Like all Oscar contenders Elliott has of course been getting a lot of media attention with career-highlight articles and whatnot. But his Wiki page pays almost no attention to his first half-decent theatrical feature — Daniel Petrie‘s Lifeguard, a 1976 character-driven story about aging and values — and in which Elliott gave his first semi-sturdy performance.

I saw Lifeguard when it first came out. It was obviously a low-budget beach movie (pre-Baywatch) that was partly green-lighted because of the bikinis, and was saddled with an occasionally clumsy, in-and-out script. But it also had a grounded, this-is-real, emotionally upfront quality, and was about the terror of hitting 30 with no clear idea of what to do with your life.

Elliott played Rick Carlson, a 30-year-old Los Angeles lifeguard (Elliott turned 32 in August ’76) who gets laid a lot. Rick begins to question his life when he reunites with Anne Archer‘s Cathy, an old girlfriend who’s now divorced with a young son. Sensing his beachside ennui, she urges Rick to to take a job as a Porsche salesman, which is being offered to him by another high-school classmate (Stephen Young).

Concurrently Rick is feeling a certain something or other for Wendy (Kathleen Quinlan, 21 at the time), a lonely teenager with a crush on him. Will Rick quit lifeguarding for a Porsche dealership gig? Will he hook up with Archer or relapse with the obviously-too-young Quinlan?

Variety review: “Lifeguard is an unsatisfying film, of uncertain focus on a 30-ish guy who doesn’t yet seem to know what he wants.” HE response: Wrong — it’s fairly satisfying. As for the main character not knowing which way to turn…yes, exactly!

Director David Frankel, writing six years ago in a N.Y. Times essay about Lifeguard:

“I remember Lifeguard all these years later, and that counts for something, doesn’t it? Isn’t that what art is, really? A work that makes you see the world differently, that answers questions you didn’t know you had, that perfectly captures a time and a place, that inspires you?

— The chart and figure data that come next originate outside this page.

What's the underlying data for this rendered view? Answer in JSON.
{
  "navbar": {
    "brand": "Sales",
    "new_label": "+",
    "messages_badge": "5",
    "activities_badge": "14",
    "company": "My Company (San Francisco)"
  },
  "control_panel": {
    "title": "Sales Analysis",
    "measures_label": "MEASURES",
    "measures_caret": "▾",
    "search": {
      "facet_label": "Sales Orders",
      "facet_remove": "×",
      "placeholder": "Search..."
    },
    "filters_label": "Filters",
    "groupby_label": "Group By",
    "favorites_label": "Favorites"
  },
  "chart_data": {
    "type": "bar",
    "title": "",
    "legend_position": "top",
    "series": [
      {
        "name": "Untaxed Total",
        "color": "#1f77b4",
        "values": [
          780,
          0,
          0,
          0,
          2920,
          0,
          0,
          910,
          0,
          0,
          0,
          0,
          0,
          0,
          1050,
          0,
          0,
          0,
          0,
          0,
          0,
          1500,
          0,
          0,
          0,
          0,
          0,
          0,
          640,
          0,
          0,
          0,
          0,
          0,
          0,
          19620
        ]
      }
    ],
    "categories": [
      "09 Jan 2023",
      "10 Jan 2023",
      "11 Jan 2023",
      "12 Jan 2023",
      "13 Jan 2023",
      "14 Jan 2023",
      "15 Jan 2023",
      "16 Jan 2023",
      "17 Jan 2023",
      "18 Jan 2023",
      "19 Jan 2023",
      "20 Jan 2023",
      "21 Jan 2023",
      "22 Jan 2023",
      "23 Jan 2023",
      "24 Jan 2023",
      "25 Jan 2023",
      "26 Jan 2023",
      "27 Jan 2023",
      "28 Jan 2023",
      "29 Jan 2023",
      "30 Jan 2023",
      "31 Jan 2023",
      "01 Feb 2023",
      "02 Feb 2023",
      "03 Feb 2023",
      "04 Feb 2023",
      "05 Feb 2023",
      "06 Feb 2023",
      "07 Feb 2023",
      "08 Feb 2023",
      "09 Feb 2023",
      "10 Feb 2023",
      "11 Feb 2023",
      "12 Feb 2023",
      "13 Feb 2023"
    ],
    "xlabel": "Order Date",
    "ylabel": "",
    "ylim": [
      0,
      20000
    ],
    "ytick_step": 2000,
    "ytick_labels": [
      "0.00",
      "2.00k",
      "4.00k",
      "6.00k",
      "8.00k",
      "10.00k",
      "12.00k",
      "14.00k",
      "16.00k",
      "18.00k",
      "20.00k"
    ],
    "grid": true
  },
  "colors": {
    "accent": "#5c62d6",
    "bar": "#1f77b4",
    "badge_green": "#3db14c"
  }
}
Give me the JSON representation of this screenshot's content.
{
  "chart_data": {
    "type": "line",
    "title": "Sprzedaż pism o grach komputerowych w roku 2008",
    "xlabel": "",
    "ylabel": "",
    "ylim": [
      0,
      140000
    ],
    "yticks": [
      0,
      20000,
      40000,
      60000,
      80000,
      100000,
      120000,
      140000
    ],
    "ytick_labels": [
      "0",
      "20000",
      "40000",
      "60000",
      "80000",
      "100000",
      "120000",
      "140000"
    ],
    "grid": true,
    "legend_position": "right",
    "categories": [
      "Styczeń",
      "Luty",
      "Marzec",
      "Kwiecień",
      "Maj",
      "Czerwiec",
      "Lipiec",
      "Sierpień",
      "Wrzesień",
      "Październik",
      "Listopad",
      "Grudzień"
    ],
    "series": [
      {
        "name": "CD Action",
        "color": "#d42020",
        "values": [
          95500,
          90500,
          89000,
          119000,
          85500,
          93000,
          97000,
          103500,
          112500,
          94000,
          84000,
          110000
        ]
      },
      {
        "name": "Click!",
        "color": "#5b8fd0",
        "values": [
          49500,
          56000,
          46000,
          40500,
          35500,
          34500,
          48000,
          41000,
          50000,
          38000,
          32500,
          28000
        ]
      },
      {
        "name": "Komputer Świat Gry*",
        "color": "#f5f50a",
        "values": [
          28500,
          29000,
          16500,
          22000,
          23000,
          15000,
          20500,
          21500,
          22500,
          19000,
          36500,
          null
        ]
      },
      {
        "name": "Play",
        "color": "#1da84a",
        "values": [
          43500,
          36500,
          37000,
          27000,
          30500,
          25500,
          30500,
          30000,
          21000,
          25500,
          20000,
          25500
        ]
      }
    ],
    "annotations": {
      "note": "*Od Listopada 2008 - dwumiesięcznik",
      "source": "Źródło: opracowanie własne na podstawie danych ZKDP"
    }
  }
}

Lifeguard is about making choices. That’s what the best movies are always about, and that’s what I remember most: the horror of realizing at 30 that your best years may be behind you, and that only drudgery and self-hatred lie ahead.

“Sitting there in my tennis shorts in a multiplex in Poughkeepsie, that sure motivated me. In a strange, popcorny, cliché-ridden, summer-movie kind of way you could say that Lifeguard saved my life.”